Desa yang Terisolasi di Negeri Sendiri
Jalan utama yang seharusnya menjadi urat nadi penggerak ekonomi dan pelayanan publik di Ponelo Kepulauan berubah menjadi jebakan lumpur saat hujan tiba. Anak-anak harus berjalan kaki berkilo-kilometer melewati becek dan licin untuk sekolah. Warga yang sakit terpaksa menahan nyeri berjam-jam demi mencapai pusat kesehatan terdekat. Tak sedikit yang akhirnya menyerah sebelum sempat mendapatkan pertolongan.
“Kami tidak minta jalan tol, kami hanya ingin jalan desa yang bisa dilalui motor tanpa takut terjatuh,” keluh Sabuati Buheli, tokoh masyarakat yang prihatin karena warga harus mengandalkan tenaga sendiri untuk mengakses kebutuhan dasar sehari-hari. Infrastruktur jalan yang layak menjadi harapan utama masyarakat.
Panggung Politik yang Hampa Aksi
Kunjungan para wakil rakyat sering kali datang dengan iringan kamera dan janji manis. Namun setelah foto tersebar, mereka pun lenyap dari pandangan, meninggalkan warga dalam kubangan yang sama—baik lumpur maupun janji kosong.
“Setiap lima tahun kami dipanggil untuk memilih. Tapi setelah itu, siapa yang memanggil kami untuk mendengar jeritan kami?” tanya Masno, wartawan nasional yang juga putra daerah Malambe, yang gencar menyoroti isu ini melalui jaringan media nasional.

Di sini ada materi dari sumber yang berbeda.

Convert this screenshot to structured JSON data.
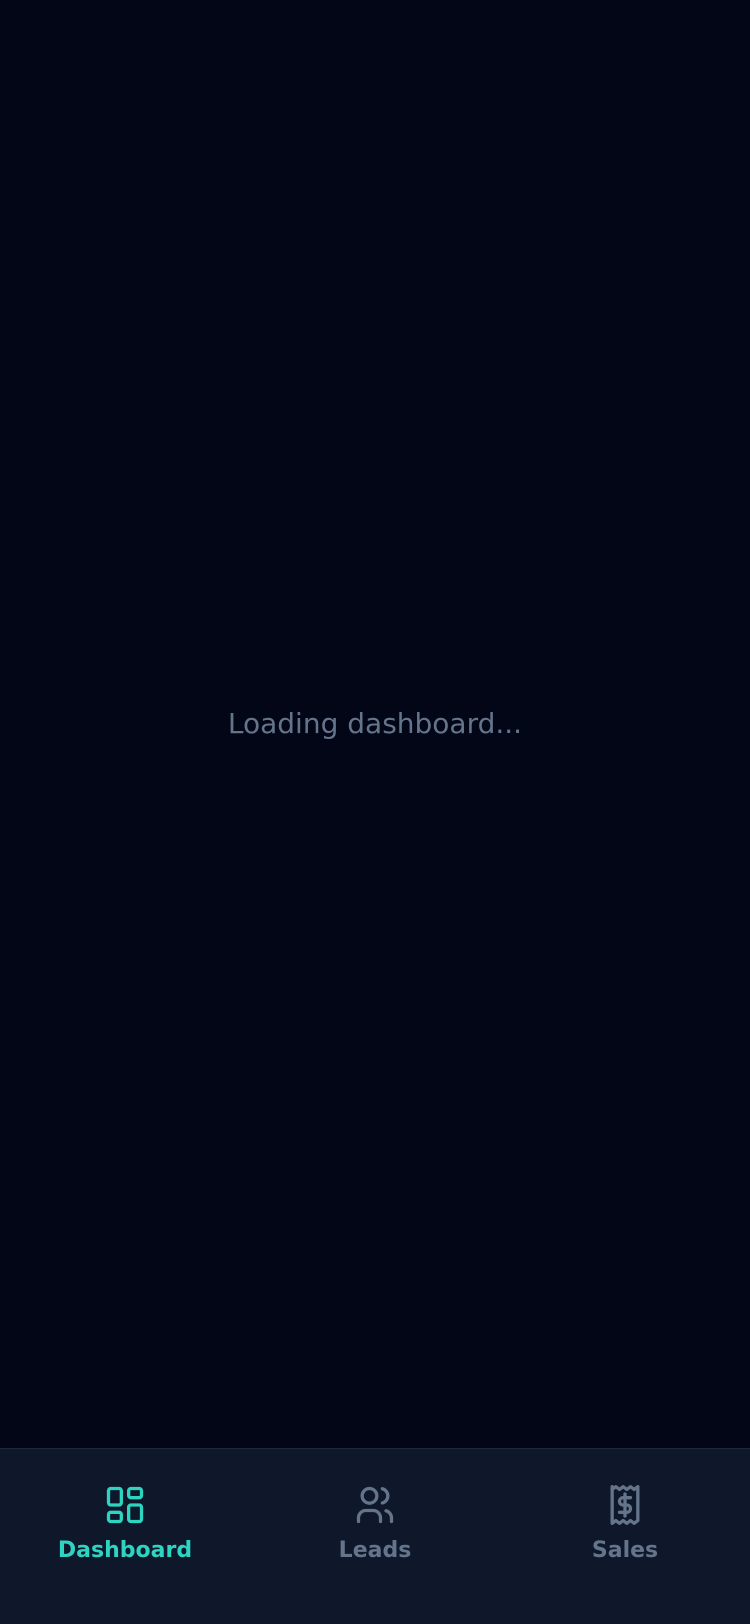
{
  "main": {
    "loading_text": "Loading dashboard..."
  },
  "tabbar": {
    "items": [
      {
        "label": "Dashboard",
        "icon": "dashboard-grid-icon",
        "active": true
      },
      {
        "label": "Leads",
        "icon": "users-icon",
        "active": false
      },
      {
        "label": "Sales",
        "icon": "receipt-dollar-icon",
        "active": false
      }
    ]
  },
  "colors": {
    "background": "#020617",
    "tabbar_background": "#0f172a",
    "accent": "#2dd4bf",
    "muted": "#64748b"
  }
}
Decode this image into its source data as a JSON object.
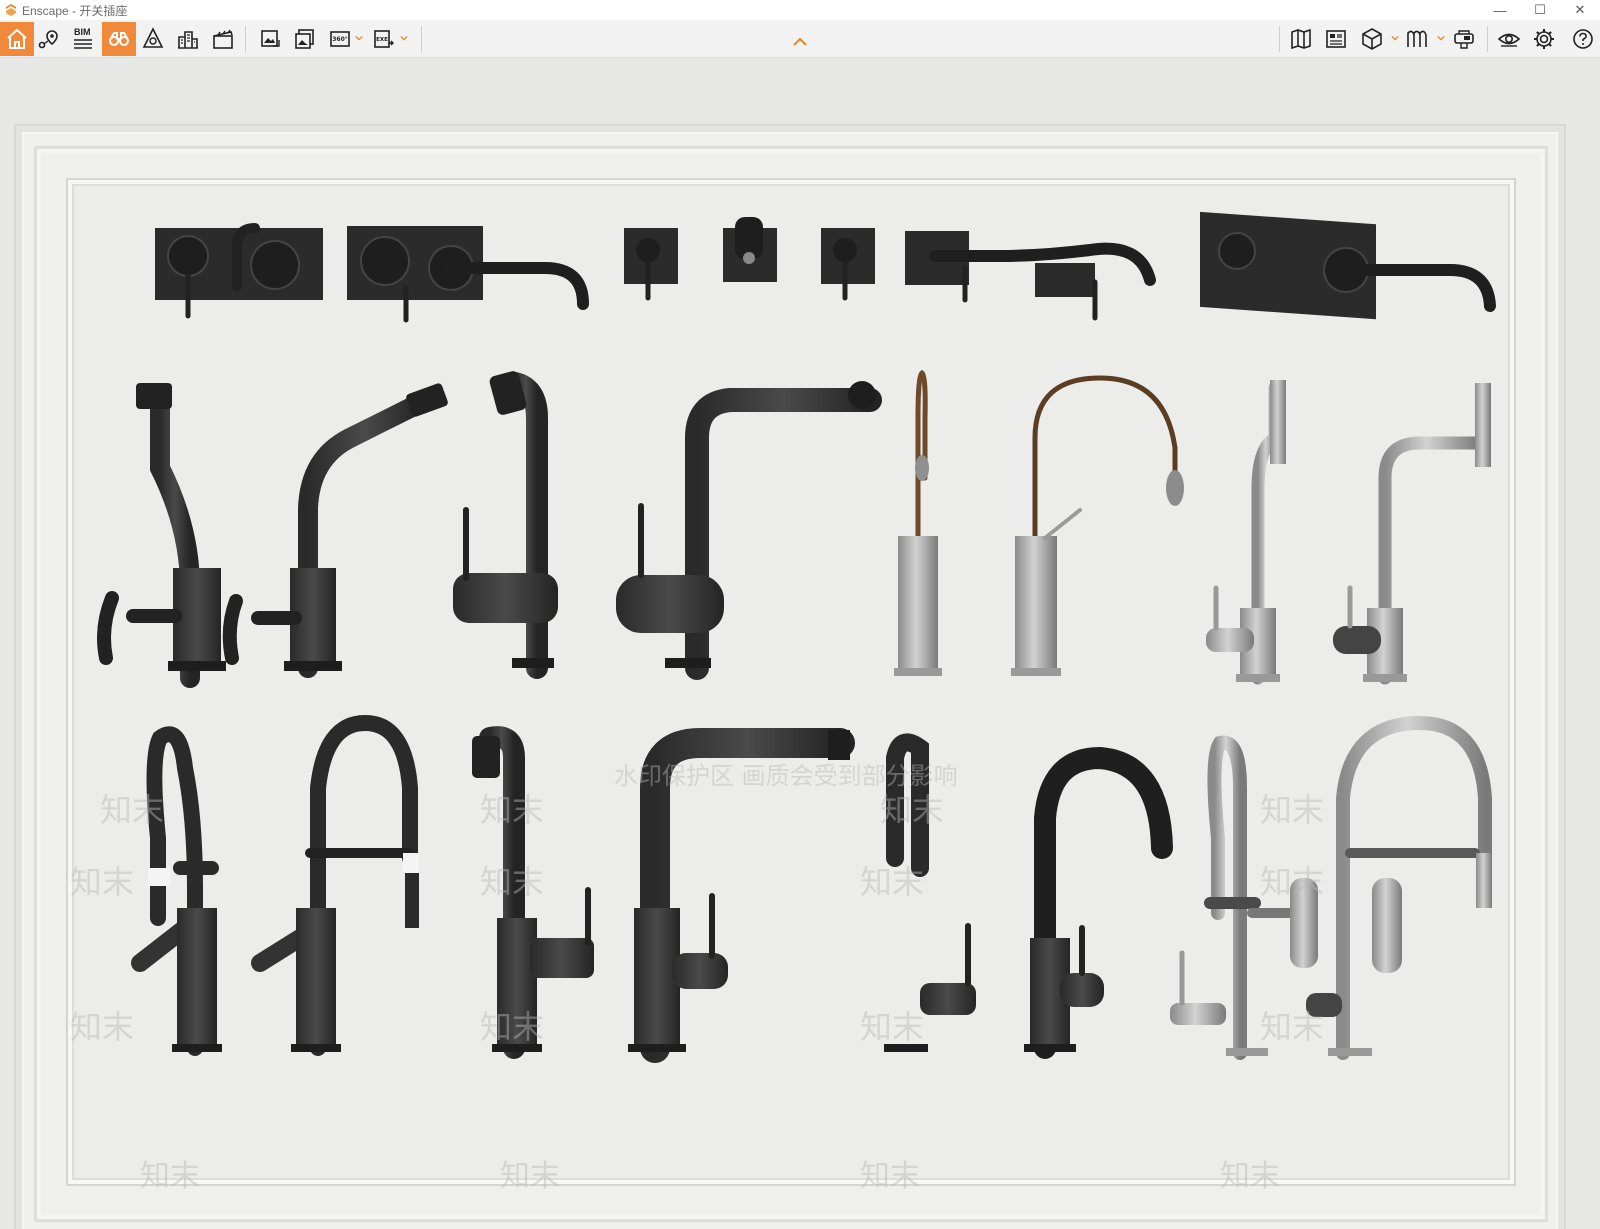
{
  "window": {
    "title": "Enscape - 开关插座",
    "minimize": "—",
    "maximize": "☐",
    "close": "✕"
  },
  "toolbar": {
    "left_buttons": [
      {
        "name": "home-icon",
        "active": true
      },
      {
        "name": "location-pin-icon",
        "active": false
      },
      {
        "name": "bim-icon",
        "label": "BIM",
        "active": false
      },
      {
        "name": "binoculars-icon",
        "active": true
      },
      {
        "name": "perspective-icon",
        "active": false
      },
      {
        "name": "buildings-icon",
        "active": false
      },
      {
        "name": "clapperboard-icon",
        "active": false
      },
      {
        "name": "export-image-icon",
        "active": false
      },
      {
        "name": "batch-export-icon",
        "active": false
      },
      {
        "name": "panorama-360-icon",
        "label": "360°",
        "active": false
      },
      {
        "name": "export-exe-icon",
        "label": "EXE",
        "active": false
      }
    ],
    "right_buttons": [
      {
        "name": "map-icon"
      },
      {
        "name": "asset-library-icon"
      },
      {
        "name": "cube-view-icon"
      },
      {
        "name": "material-icon"
      },
      {
        "name": "vr-headset-icon"
      },
      {
        "name": "eye-icon"
      },
      {
        "name": "settings-gear-icon"
      },
      {
        "name": "help-icon"
      }
    ],
    "accent_color": "#f08a3a"
  },
  "viewport": {
    "watermark_text": "水印保护区  画质会受到部分影响",
    "watermark_repeat": "知末"
  }
}
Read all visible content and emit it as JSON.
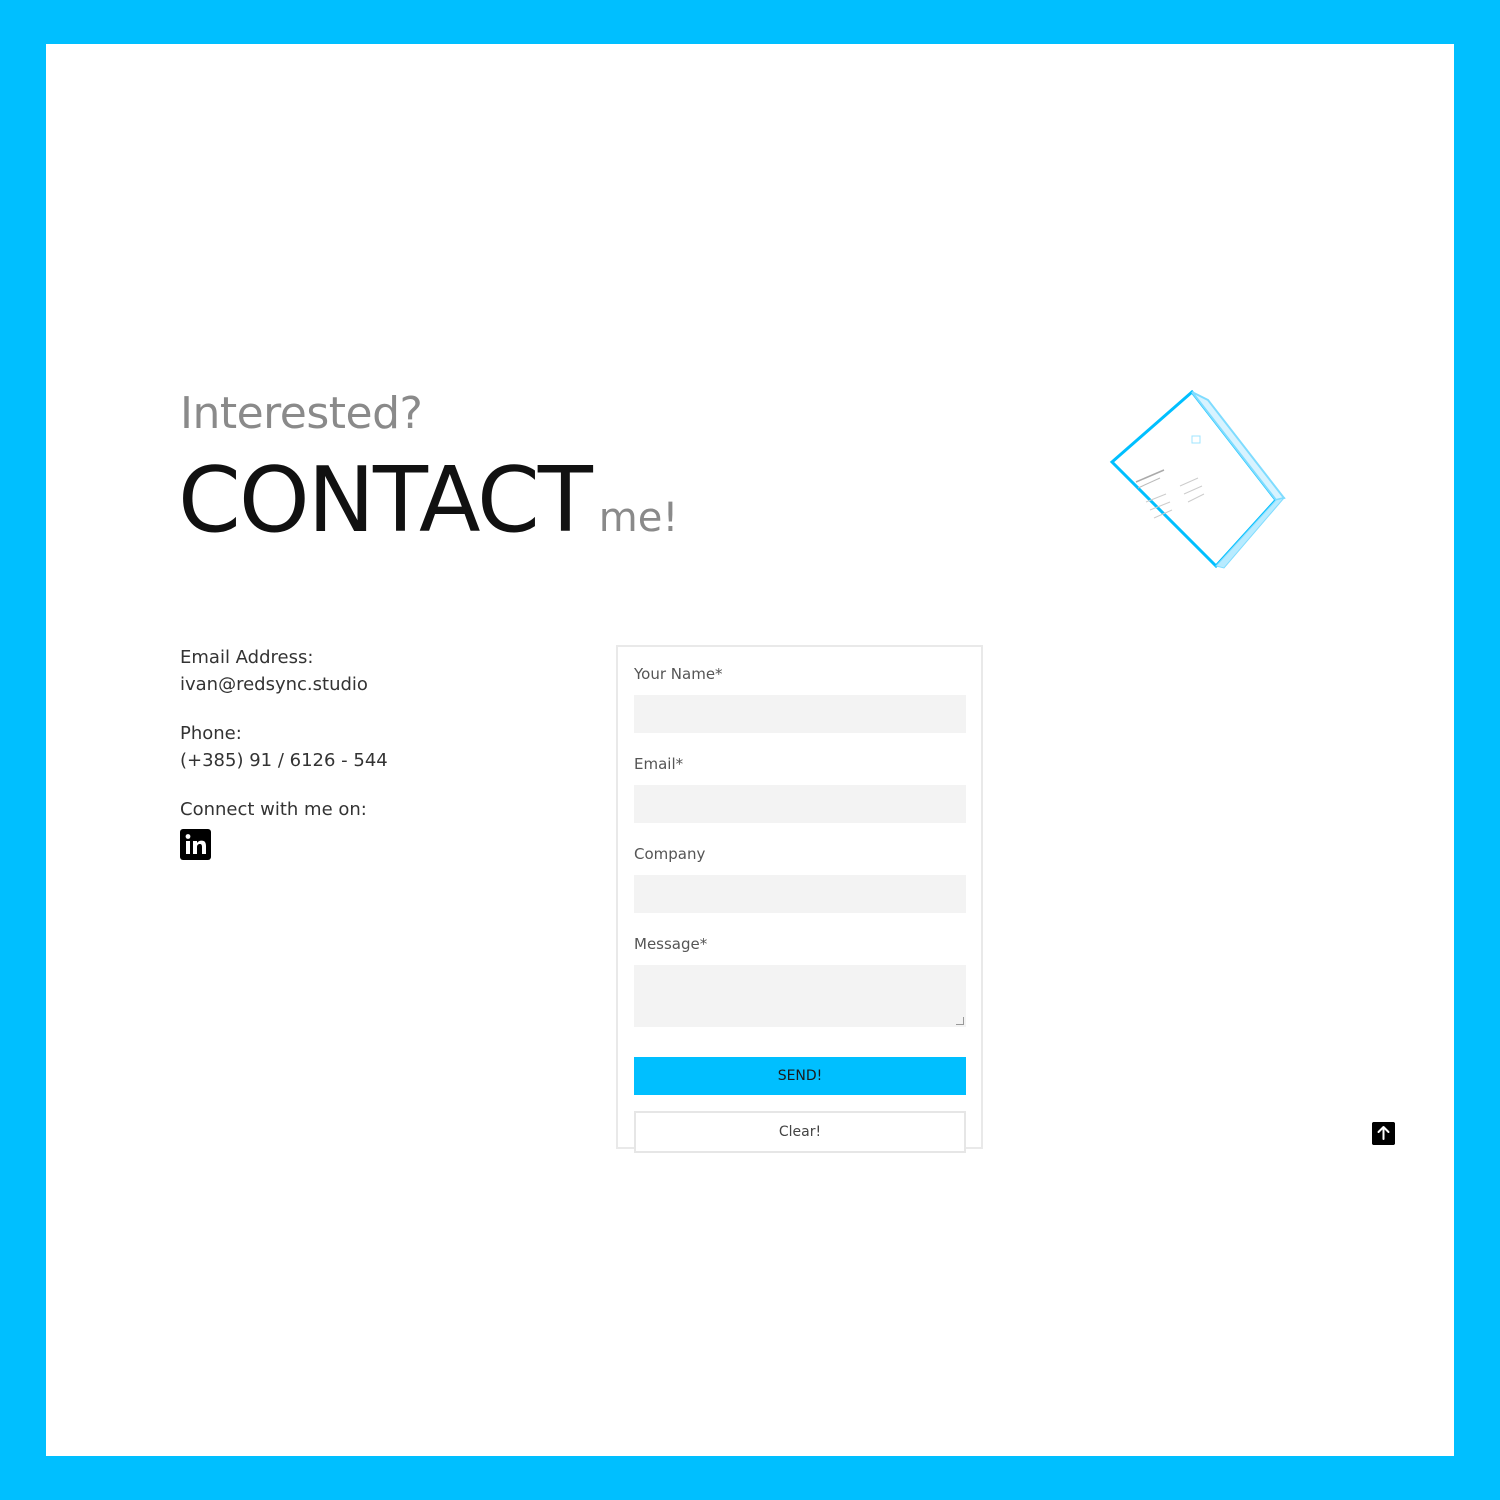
{
  "heading": {
    "line1": "Interested?",
    "main": "CONTACT",
    "suffix": "me!"
  },
  "contact": {
    "email_label": "Email Address:",
    "email_value": "ivan@redsync.studio",
    "phone_label": "Phone:",
    "phone_value": "(+385) 91 / 6126 - 544",
    "connect_label": "Connect with me on:",
    "social_icon": "linkedin-icon"
  },
  "form": {
    "name_label": "Your Name*",
    "email_label": "Email*",
    "company_label": "Company",
    "message_label": "Message*",
    "send_label": "SEND!",
    "clear_label": "Clear!"
  },
  "scroll_top_icon": "arrow-up-icon",
  "colors": {
    "accent": "#00BFFF",
    "frame": "#00BFFF",
    "field_bg": "#f3f3f3"
  }
}
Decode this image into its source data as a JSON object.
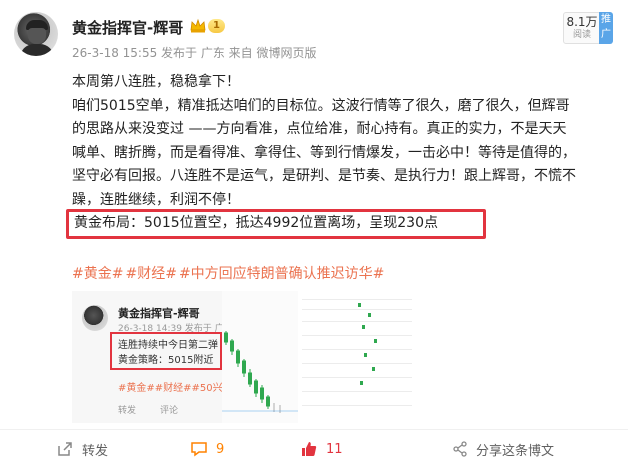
{
  "post": {
    "author": "黄金指挥官-辉哥",
    "level_badge": "1",
    "meta": "26-3-18 15:55 发布于 广东 来自 微博网页版",
    "reads": {
      "count": "8.1万",
      "label": "阅读"
    },
    "promo_label": "推广",
    "lines": [
      "本周第八连胜，稳稳拿下！",
      "咱们5015空单，精准抵达咱们的目标位。这波行情等了很久，磨了很久，但辉哥",
      "的思路从来没变过 ——方向看准，点位给准，耐心持有。真正的实力，不是天天",
      "喊单、瞎折腾，而是看得准、拿得住、等到行情爆发，一击必中！等待是值得的，",
      "坚守必有回报。八连胜不是运气，是研判、是节奏、是执行力！跟上辉哥，不慌不",
      "躁，连胜继续，利润不停！"
    ],
    "highlight": "黄金布局：5015位置空，抵达4992位置离场，呈现230点",
    "tags": [
      "#黄金#",
      "#财经#",
      "#中方回应特朗普确认推迟访华#"
    ]
  },
  "embedded": {
    "author": "黄金指挥官-辉哥",
    "meta": "26-3-18 14:39 发布于 广",
    "line1": "连胜持续中今日第二弹",
    "line2": "黄金策略：5015附近",
    "tags": "#黄金##财经##50兴",
    "actions": [
      "转发",
      "评论"
    ]
  },
  "actions": {
    "repost": "转发",
    "comments": "9",
    "likes": "11",
    "share": "分享这条博文"
  },
  "colors": {
    "accent": "#eb7350",
    "highlight_border": "#e2343f",
    "like": "#e2343f",
    "comment": "#ff8200"
  }
}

Suara dari Pinggiran yang Tak Boleh Diabaikan
Masno menggarisbawahi bahwa apa yang terjadi di Ponelo Kepulauan bukan sekadar masalah infrastruktur. Ini adalah potret kecil dari ketimpangan pembangunan di negeri yang kaya namun belum adil.
“Negara tidak boleh membiarkan wilayah-wilayah terluar seperti Malambe merasa sendirian. Jika pembangunan hanya terpusat di kota, maka Indonesia tidak pernah benar-benar utuh,” tegasnya.
Lewat liputan dan laporan ini, warga menyampaikan pesan tegas:
Melalui media ini, kami menyuarakan kebutuhan kami, wahai pimpinan dewan dan Pemda serta dinas terkait. Lihatlah kami bukan sebagai angka pemilu, tapi sebagai manusia yang berhak atas jalan yang layak, atas pelayanan dasar, dan atas kehidupan yang bermartabat. Jangan datang hanya saat kamera menyala. Datanglah dengan hati dan solusi.”(M)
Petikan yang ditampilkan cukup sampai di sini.